Em anos de crise, no ano
de 1930 revelou um resultado catastrófico, tendo no ano de 1931, o produto da pesca melhorado consideravelmente, ao que se
juntou o rendimento do óleo de fígado de bacalhau. O lugre foi colocado à venda
em 1934, tendo sido adquirido pela Companhia de Pesca Transatlântica, Lda.,
igualmente com sede no Porto. O novo proprietário renovou a matrícula na
capitania do Douro, rebaptizando-o com o nome de Infante, continuando a integrar a frota de navios da pesca
longínqua.
E o «nosso» Alexandre Ré,
de quem nos ocupamos, presentemente?
Nos anos de 1932 a 36,
por lacunas de informação, e, provavelmente, por tempos de crise, perdi-lhe a esteira, mas, na safra de 1937, encontrei-o de novo, como capitão
do velhinho Argus, pertença da PGP.,
com o filho Armindo, como piloto.
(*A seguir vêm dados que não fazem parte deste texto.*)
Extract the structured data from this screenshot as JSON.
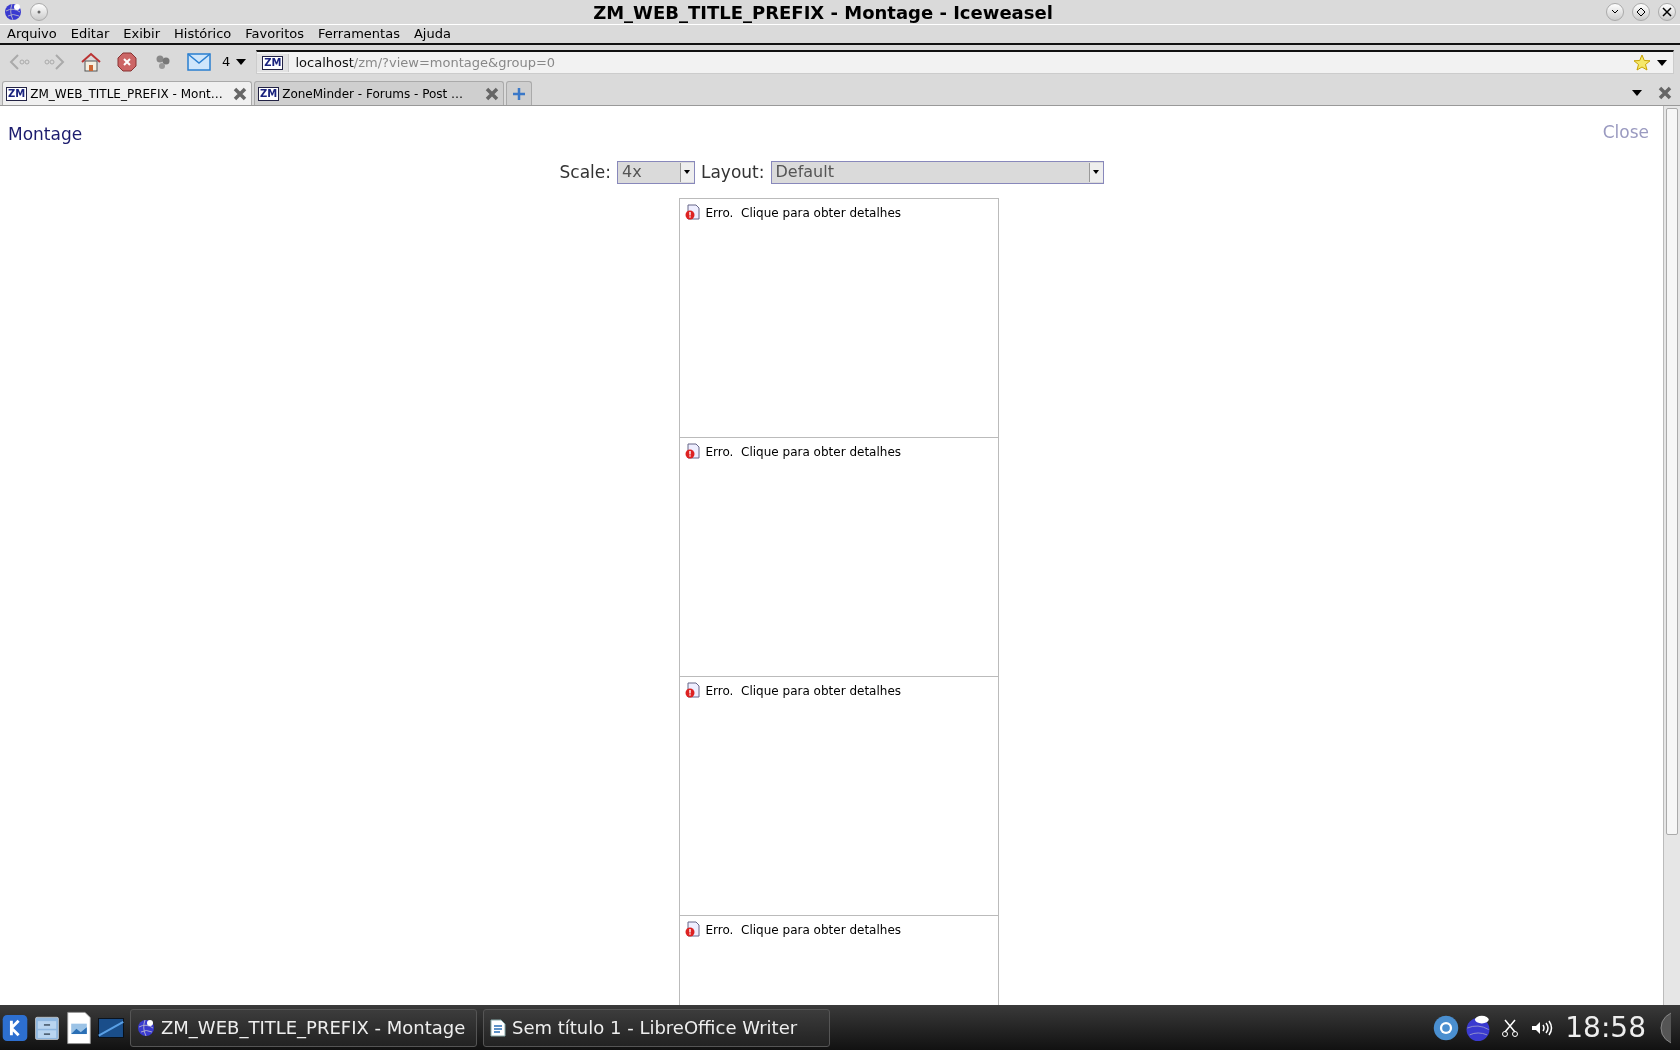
{
  "window": {
    "title": "ZM_WEB_TITLE_PREFIX - Montage - Iceweasel"
  },
  "menu": [
    {
      "label": "Arquivo"
    },
    {
      "label": "Editar"
    },
    {
      "label": "Exibir"
    },
    {
      "label": "Histórico"
    },
    {
      "label": "Favoritos"
    },
    {
      "label": "Ferramentas"
    },
    {
      "label": "Ajuda"
    }
  ],
  "toolbar": {
    "mail_count": "4",
    "url": {
      "favicon": "ZM",
      "host": "localhost",
      "path": "/zm/?view=montage&group=0"
    }
  },
  "tabs": [
    {
      "favicon": "ZM",
      "label": "ZM_WEB_TITLE_PREFIX - Mont…",
      "selected": true
    },
    {
      "favicon": "ZM",
      "label": "ZoneMinder - Forums - Post …",
      "selected": false
    }
  ],
  "page": {
    "title": "Montage",
    "close": "Close",
    "scale": {
      "label": "Scale:",
      "value": "4x"
    },
    "layout": {
      "label": "Layout:",
      "value": "Default"
    },
    "monitors": [
      {
        "status": "Erro.",
        "message": "Clique para obter detalhes"
      },
      {
        "status": "Erro.",
        "message": "Clique para obter detalhes"
      },
      {
        "status": "Erro.",
        "message": "Clique para obter detalhes"
      },
      {
        "status": "Erro.",
        "message": "Clique para obter detalhes"
      }
    ]
  },
  "taskbar": {
    "tasks": [
      {
        "label": "ZM_WEB_TITLE_PREFIX - Montage",
        "kind": "browser"
      },
      {
        "label": "Sem título 1 - LibreOffice Writer",
        "kind": "document"
      }
    ],
    "clock": "18:58"
  }
}
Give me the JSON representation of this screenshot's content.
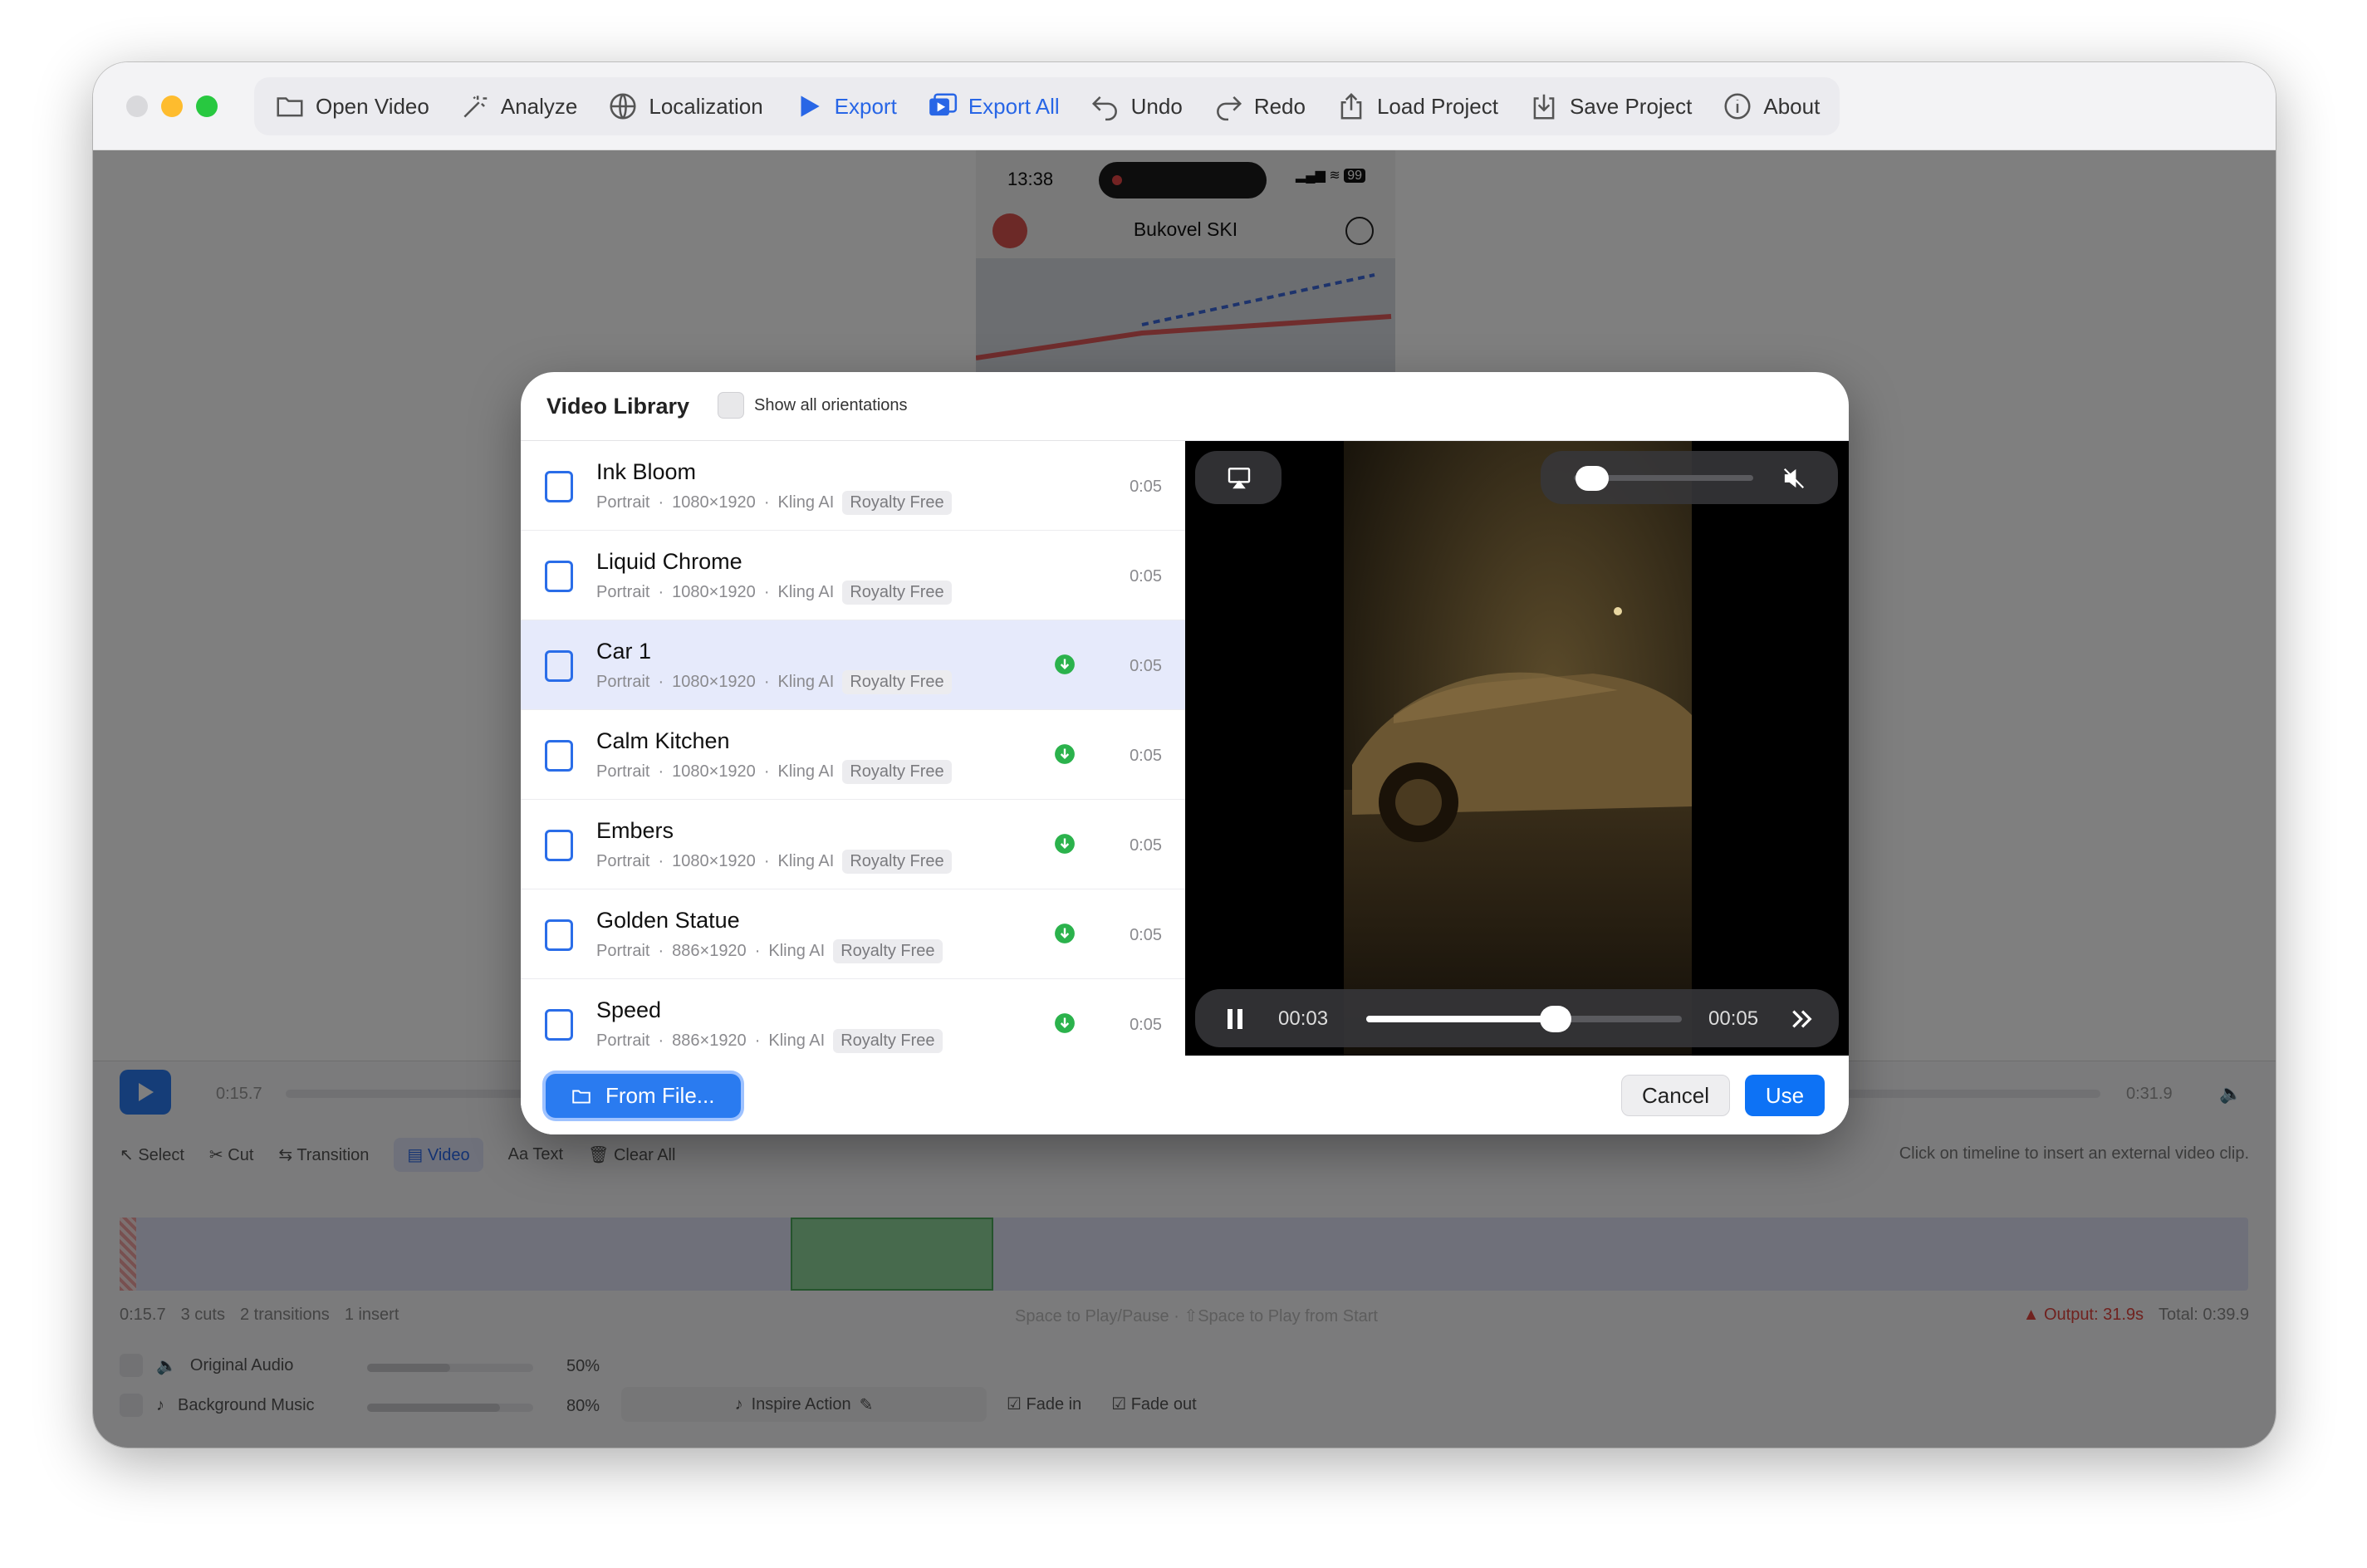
{
  "toolbar": {
    "items": [
      {
        "label": "Open Video",
        "icon": "folder-icon"
      },
      {
        "label": "Analyze",
        "icon": "magic-wand-icon"
      },
      {
        "label": "Localization",
        "icon": "globe-icon"
      },
      {
        "label": "Export",
        "icon": "play-triangle-icon"
      },
      {
        "label": "Export All",
        "icon": "export-all-icon"
      },
      {
        "label": "Undo",
        "icon": "undo-icon"
      },
      {
        "label": "Redo",
        "icon": "redo-icon"
      },
      {
        "label": "Load Project",
        "icon": "upload-icon"
      },
      {
        "label": "Save Project",
        "icon": "download-icon"
      },
      {
        "label": "About",
        "icon": "info-icon"
      }
    ]
  },
  "phone": {
    "time": "13:38",
    "battery": "99",
    "title": "Bukovel SKI"
  },
  "playback": {
    "current": "0:15.7",
    "total": "0:31.9"
  },
  "edit_tools": {
    "select": "Select",
    "cut": "Cut",
    "transition": "Transition",
    "video": "Video",
    "text": "Text",
    "clear_all": "Clear All",
    "hint": "Click on timeline to insert an external video clip."
  },
  "timeline_status": {
    "time": "0:15.7",
    "cuts": "3 cuts",
    "transitions": "2 transitions",
    "inserts": "1 insert",
    "shortcuts": "Space to Play/Pause · ⇧Space to Play from Start",
    "output": "Output: 31.9s",
    "total": "Total: 0:39.9"
  },
  "audio": {
    "original_label": "Original Audio",
    "original_pct": "50%",
    "original_level": 0.5,
    "music_label": "Background Music",
    "music_pct": "80%",
    "music_level": 0.8,
    "track": "Inspire Action",
    "fade_in": "Fade in",
    "fade_out": "Fade out"
  },
  "dialog": {
    "title": "Video Library",
    "show_all_label": "Show all orientations",
    "items": [
      {
        "name": "Ink Bloom",
        "orientation": "Portrait",
        "res": "1080×1920",
        "source": "Kling AI",
        "license": "Royalty Free",
        "duration": "0:05",
        "downloaded": false
      },
      {
        "name": "Liquid Chrome",
        "orientation": "Portrait",
        "res": "1080×1920",
        "source": "Kling AI",
        "license": "Royalty Free",
        "duration": "0:05",
        "downloaded": false
      },
      {
        "name": "Car 1",
        "orientation": "Portrait",
        "res": "1080×1920",
        "source": "Kling AI",
        "license": "Royalty Free",
        "duration": "0:05",
        "downloaded": true
      },
      {
        "name": "Calm Kitchen",
        "orientation": "Portrait",
        "res": "1080×1920",
        "source": "Kling AI",
        "license": "Royalty Free",
        "duration": "0:05",
        "downloaded": true
      },
      {
        "name": "Embers",
        "orientation": "Portrait",
        "res": "1080×1920",
        "source": "Kling AI",
        "license": "Royalty Free",
        "duration": "0:05",
        "downloaded": true
      },
      {
        "name": "Golden Statue",
        "orientation": "Portrait",
        "res": "886×1920",
        "source": "Kling AI",
        "license": "Royalty Free",
        "duration": "0:05",
        "downloaded": true
      },
      {
        "name": "Speed",
        "orientation": "Portrait",
        "res": "886×1920",
        "source": "Kling AI",
        "license": "Royalty Free",
        "duration": "0:05",
        "downloaded": true
      }
    ],
    "player": {
      "current": "00:03",
      "duration": "00:05",
      "progress": 0.6,
      "volume": 0.1
    },
    "from_file": "From File...",
    "cancel": "Cancel",
    "use": "Use"
  },
  "colors": {
    "accent": "#0d72f5",
    "export_blue": "#2866e6",
    "download_green": "#2bb24c",
    "selected_row": "#e6eafb"
  }
}
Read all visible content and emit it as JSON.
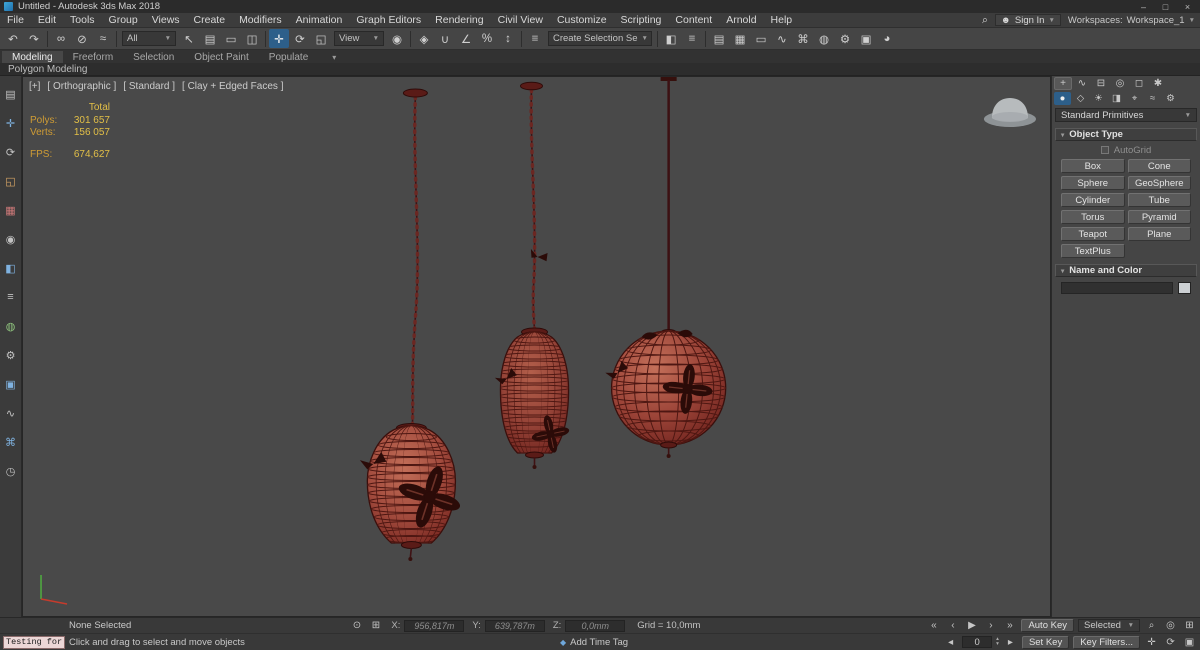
{
  "window": {
    "title": "Untitled - Autodesk 3ds Max 2018"
  },
  "menubar": {
    "items": [
      "File",
      "Edit",
      "Tools",
      "Group",
      "Views",
      "Create",
      "Modifiers",
      "Animation",
      "Graph Editors",
      "Rendering",
      "Civil View",
      "Customize",
      "Scripting",
      "Content",
      "Arnold",
      "Help"
    ],
    "sign_in": "Sign In",
    "workspaces_label": "Workspaces:",
    "workspace_value": "Workspace_1"
  },
  "toolbar": {
    "filter": "All",
    "ref_coord": "View",
    "named_selection": "Create Selection Se"
  },
  "ribbon": {
    "tabs": [
      "Modeling",
      "Freeform",
      "Selection",
      "Object Paint",
      "Populate"
    ],
    "subtab": "Polygon Modeling"
  },
  "viewport": {
    "label_plus": "[+]",
    "label_pov": "[ Orthographic ]",
    "label_standard": "[ Standard ]",
    "label_shading": "[ Clay + Edged Faces ]",
    "stats": {
      "total": "Total",
      "polys_label": "Polys:",
      "polys": "301 657",
      "verts_label": "Verts:",
      "verts": "156 057",
      "fps_label": "FPS:",
      "fps": "674,627"
    }
  },
  "command_panel": {
    "category": "Standard Primitives",
    "object_type": "Object Type",
    "autogrid": "AutoGrid",
    "name_and_color": "Name and Color",
    "buttons": [
      "Box",
      "Cone",
      "Sphere",
      "GeoSphere",
      "Cylinder",
      "Tube",
      "Torus",
      "Pyramid",
      "Teapot",
      "Plane",
      "TextPlus"
    ]
  },
  "statusbar": {
    "none_selected": "None Selected",
    "prompt": "Click and drag to select and move objects",
    "listener": "Testing for i",
    "x_label": "X:",
    "x_value": "956,817m",
    "y_label": "Y:",
    "y_value": "639,787m",
    "z_label": "Z:",
    "z_value": "0,0mm",
    "grid": "Grid = 10,0mm",
    "add_time_tag": "Add Time Tag",
    "auto_key": "Auto Key",
    "set_key": "Set Key",
    "key_mode": "Selected",
    "key_filters": "Key Filters...",
    "frame": "0"
  },
  "side_icons": [
    "▤",
    "✛",
    "⟳",
    "◱",
    "▦",
    "◉",
    "◧",
    "≡",
    "◍",
    "⚙",
    "▣",
    "∿",
    "⌘",
    "◷"
  ],
  "icons": {
    "minimize": "–",
    "maximize": "□",
    "close": "×",
    "search": "⌕",
    "user": "☻",
    "caret": "▼",
    "collapse": "▾",
    "undo": "↶",
    "redo": "↷",
    "link": "∞",
    "unlink": "⊘",
    "bind": "≈",
    "select": "↖",
    "select_by_name": "▤",
    "region": "▭",
    "window_crossing": "◫",
    "move": "✛",
    "rotate": "⟳",
    "scale": "◱",
    "ref_pivot": "◉",
    "manipulate": "◈",
    "snap": "∪",
    "angle_snap": "∠",
    "percent_snap": "%",
    "spinner_snap": "↕",
    "named_sets": "≡",
    "mirror": "◧",
    "align": "≡",
    "scene_explorer": "▤",
    "layer_explorer": "▦",
    "ribbon_toggle": "▭",
    "curve_editor": "∿",
    "schematic": "⌘",
    "material_editor": "◍",
    "render_setup": "⚙",
    "rendered_frame": "▣",
    "render": "◕",
    "create": "+",
    "modify": "∿",
    "hierarchy": "⊟",
    "motion": "◎",
    "display": "◻",
    "utilities": "✱",
    "geometry": "●",
    "shapes": "◇",
    "lights": "☀",
    "cameras": "◨",
    "helpers": "⌖",
    "space_warps": "≈",
    "systems": "⚙",
    "lock": "⊙",
    "absolute": "⊞",
    "t_start": "«",
    "t_prev": "‹",
    "t_play": "▶",
    "t_next": "›",
    "t_end": "»",
    "prev_key": "◂",
    "next_key": "▸",
    "spin_up": "▴",
    "spin_dn": "▾",
    "tag": "◆",
    "zoom": "⌕",
    "zoom_all": "◎",
    "zoom_extents": "⊞",
    "pan": "✛",
    "orbit": "⟳",
    "max_viewport": "▣"
  }
}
Jamais as suas vidas profissionais se
separaram. Na safra seguinte, de 1938,
os papéis inverteram-se, tendo matriculado como capitão, o Armindo Ré, que,
desta vez, levou como piloto, o seu pai, Alexandre. E a partir daqui, foi
sempre assim.
E
passemos ao lugre-motor, de aço, Creoula, de 1937, também pertença da PGP., o actual NTM, que é bem
conhecido de todos nós.
Nas
campanhas de 1939 e 40, Alexandre Ré foi o piloto, Armindo Ré o imediato, sob o
comando de João Pereira Ramalheira (o Vitorino).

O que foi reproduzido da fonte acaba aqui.